Injuries harm mental health, motivation of student athletes


Julian Hong and Alec Bonnard

Liam Giffen crouches, ready to explode. The moment the ball is snapped, he barrels toward the quarterback. Avoiding a teammate, Giffen plants his leg, and an opponent slams into him, tearing his ACL.

Giffen, a sophomore defensive lineman on the varsity football team, has a story that may sound familiar to many athletes. According to the Centers for Disease Control and Prevention, over 250,000 athletes yearly suffer an injury from an anterior cruciate ligament, better known as ACL.

In addition to ACL tears, other injuries are common. Senior Alec Profit, a midfielder on the varsity soccer team, fractured his tibia in 2021, sidelining him for 11 months.

“It was devastating when they told me when I was in the ambulance,” Profit said. “They said I’d be out at least nine months. It was pretty shocking and sent a wave of sadness over me.”

Giffen said injuries cause mental effects that hinder performance and confidence.

“The prospect of being injured again and having to go through the whole process and then getting back into (playing has affected me),” Giffen said. “The mental state was tough, and even after, it’s definitely affected my game, how aggressive I am and how I play.”

And the impact on athletes’ mental health and academics from injuries is often overlooked, Giffen said.

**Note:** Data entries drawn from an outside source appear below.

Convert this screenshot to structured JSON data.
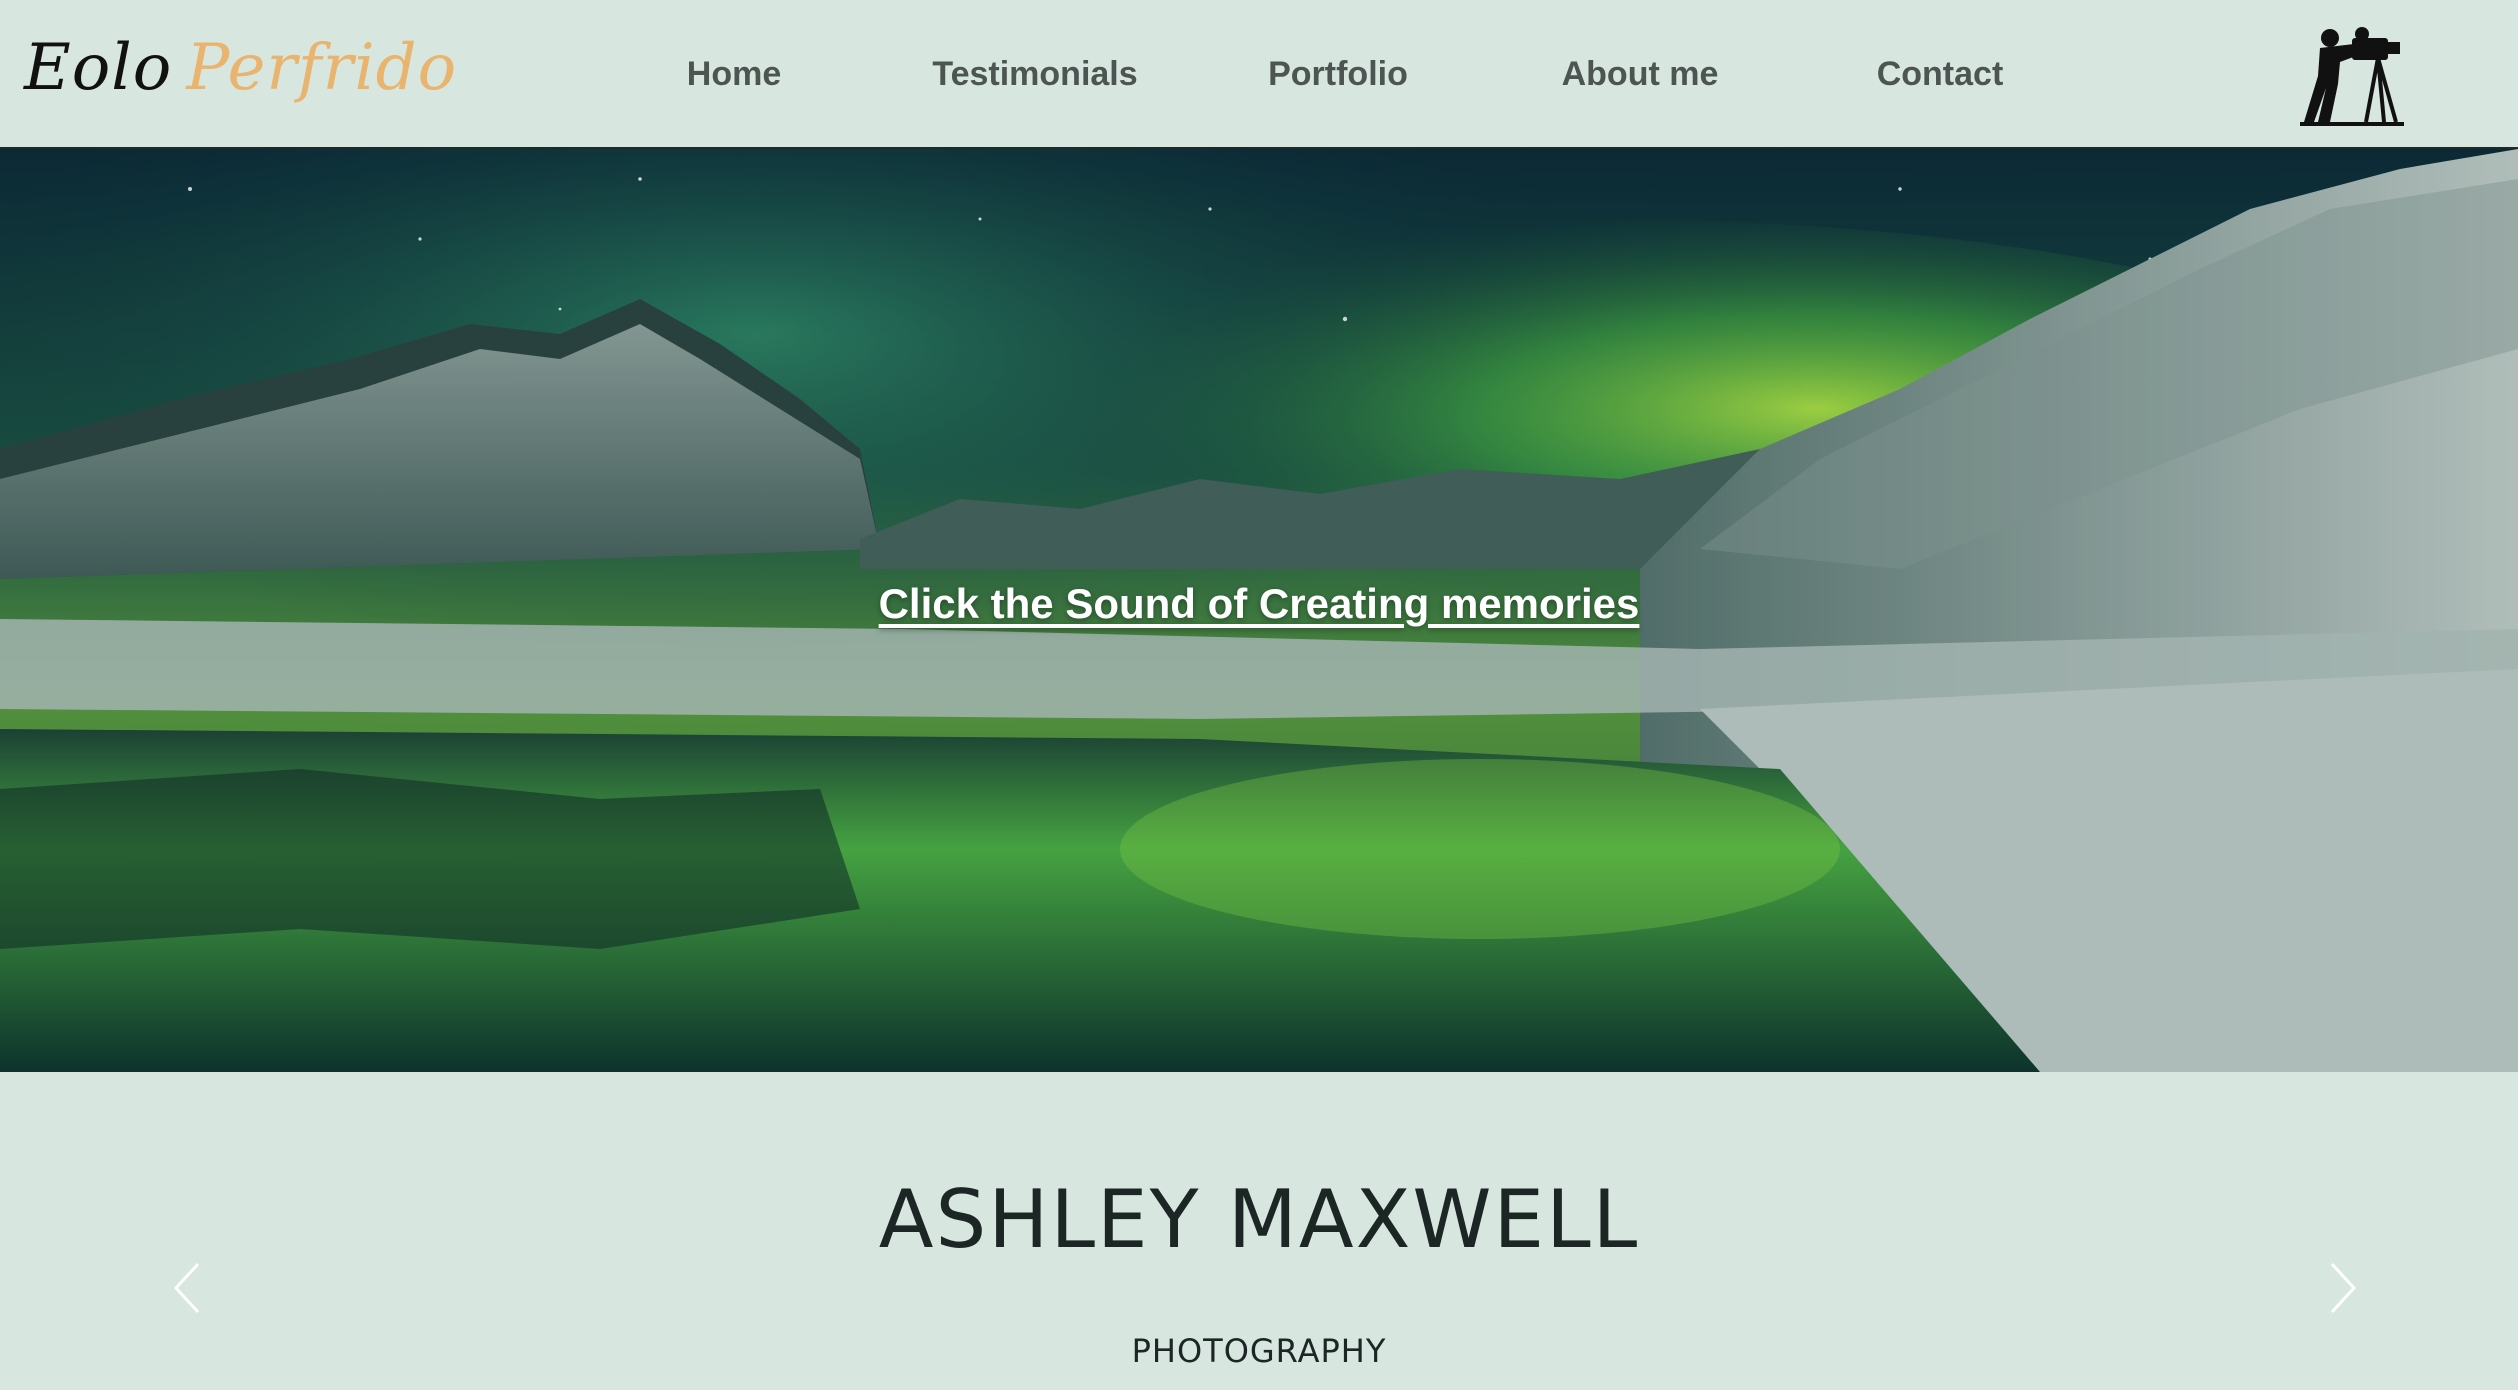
{
  "logo": {
    "part1": "Eolo",
    "part2": "Perfrido",
    "accent_color": "#e9b56e"
  },
  "nav": {
    "items": [
      {
        "label": "Home"
      },
      {
        "label": "Testimonials"
      },
      {
        "label": "Portfolio"
      },
      {
        "label": "About me"
      },
      {
        "label": "Contact"
      }
    ]
  },
  "header_icon": "camera-operator-silhouette-icon",
  "hero": {
    "link_text": "Click the Sound of Creating memories",
    "image": "aurora-borealis-over-snowy-mountains-and-lake"
  },
  "profile": {
    "name": "ASHLEY MAXWELL",
    "subtitle": "PHOTOGRAPHY"
  },
  "carousel": {
    "prev_icon": "chevron-left-icon",
    "next_icon": "chevron-right-icon"
  },
  "colors": {
    "background": "#d7e6df",
    "nav_text": "#4d5552",
    "heading": "#1c2624"
  }
}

“Mentally, having football being taken away, a big passion (of mine), took a bit of a toll on me,” Giffen said. “(I) lost a lot of motivation academically, which definitely had an effect.”

In addition, rehabilitation can take time out of student-athletes’ already hectic days.

Sophomore Roman Jacobs said he would often miss class due to untimely physical therapy appointments.

Justine Iongi has been part of Paly’s Athletic Training program for seven years. Since receiving her physical therapy certification 13 years ago, Iongi said she recognizes overuse injuries like shin splints as the most common chronic injuries students suffer. To avoid injuries she suggests properly warming up and stretching before games, but also recommends avoiding “doing too much too fast,” especially when playing sports for the first time.

Iongi said she has also developed a systematic approach to treating different injuries, allowing athletes to treat the underlying cause to their injuries.

“We evaluate the injury, and then we see what’s going on, and I create a rehab and treatment plan,” Iongi said. “So not only do we implement exercises for someone in progressive steps, but we also have a lot of cool things that we use to help with recovery.”

As part of her systematic treatment plans, Iongi said she employs technology like NormaTec and Game Ready to tailor treatments for specific injuries, providing optimal recoveries.

“We progress you to where we make sure you have a full range of motion and no pain,” Iongi said. “Our goal (is) to get you back to sprinting, where you don’t even have to come back here to do exercises to get ready for your practice.”

In addition to Paly’s training program, athletes often seek outside help with rehabilitation. Movement Health Science, founded by Doug Hoogendyk, has worked with multiple Major League Soccer teams and Stanford Wrestling to prevent injuries. Hoogendyk said he specializes in working with athletes to reduce injury risk.

“Tom Brady coined the phrase, ‘staying flexible and being strong in your musculature,’” Hoogendyk said. “Having dynamic strength is key to staying healthy and being fit to avoid injury.”